Signs the Final Stage Has Arrived
Families often want to know when the end is approaching. Clinicians use a staging tool called the FAST scale to assess how far the disease has progressed. Stage 7 on this scale is the threshold associated with a life expectancy of roughly six months or less, and it’s the point at which hospice care becomes an option under Medicare.
At this stage, a person’s speech is limited to five words or fewer per day, or they may lose all intelligible language entirely. They can no longer walk independently, sit up without support, or eventually hold their head up. The ability to smile disappears. When these functional losses are combined with complications like recurrent infections, difficulty swallowing, or significant weight loss, the prognosis is typically six months or less. Recognizing these signs can help families make decisions about comfort-focused care.
Whether New Treatments Change the Timeline
Two newer medications that target the underlying brain changes in Alzheimer’s have drawn attention for their potential to slow progression. In clinical trials, one of these drugs delayed progression to the next disease stage by about 18 months compared to untreated patients (reaching the same level of decline at 60 months instead of 42). The other delayed progression to severe dementia by roughly 5 to 26 months, depending on how fast the disease was already advancing at the start of treatment.

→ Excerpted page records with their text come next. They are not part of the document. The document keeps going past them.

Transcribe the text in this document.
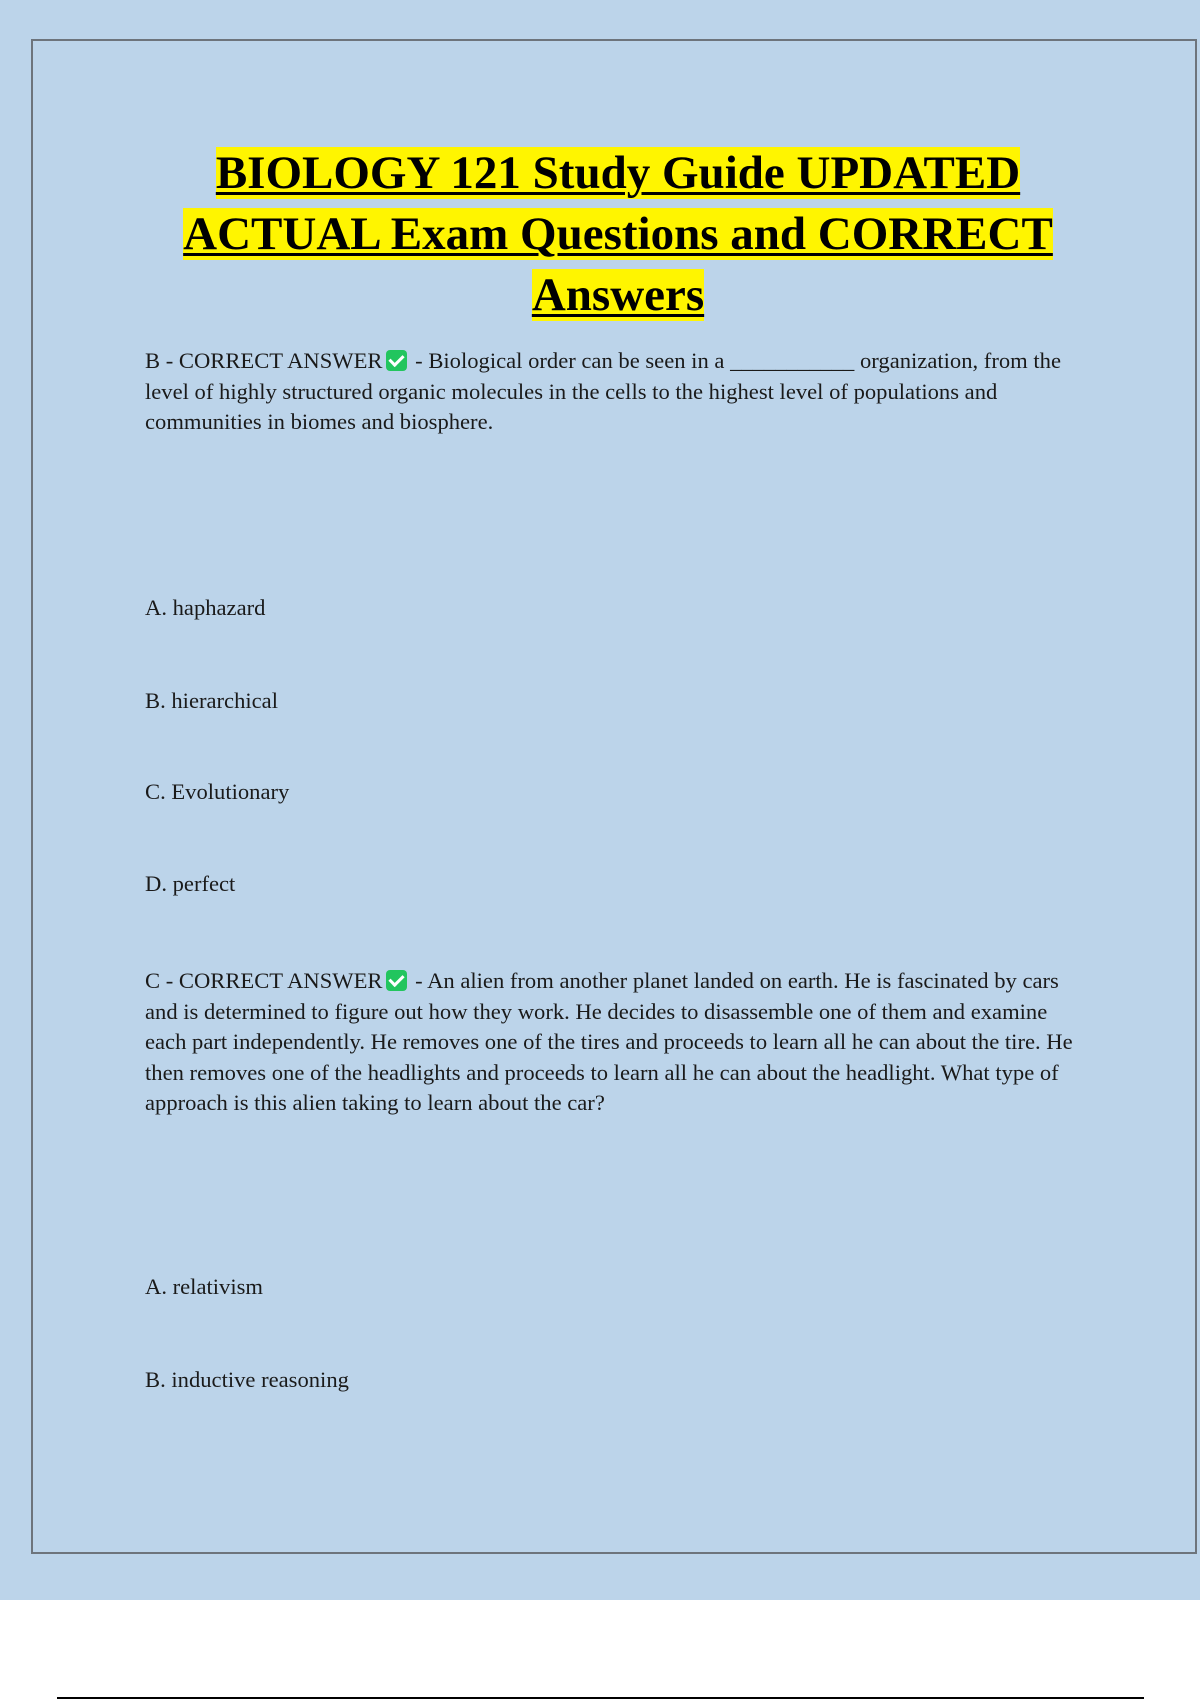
BIOLOGY 121 Study Guide UPDATED
ACTUAL Exam Questions and CORRECT
Answers
B - CORRECT ANSWER - Biological order can be seen in a ___________ organization, from the level of highly structured organic molecules in the cells to the highest level of populations and communities in biomes and biosphere.
A. haphazard
B. hierarchical
C. Evolutionary
D. perfect
C - CORRECT ANSWER - An alien from another planet landed on earth. He is fascinated by cars and is determined to figure out how they work. He decides to disassemble one of them and examine each part independently. He removes one of the tires and proceeds to learn all he can about the tire. He then removes one of the headlights and proceeds to learn all he can about the headlight. What type of approach is this alien taking to learn about the car?
A. relativism
B. inductive reasoning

These are meaningful delays in progression, but they come with important caveats. The data beyond the initial 18-month trial periods relies on projections and unproven assumptions. Neither drug has been shown to extend overall survival in completed trials. They also only work in the early stages of the disease, so they’re not an option for someone already in moderate or severe Alzheimer’s. For now, the core survival statistics remain largely unchanged.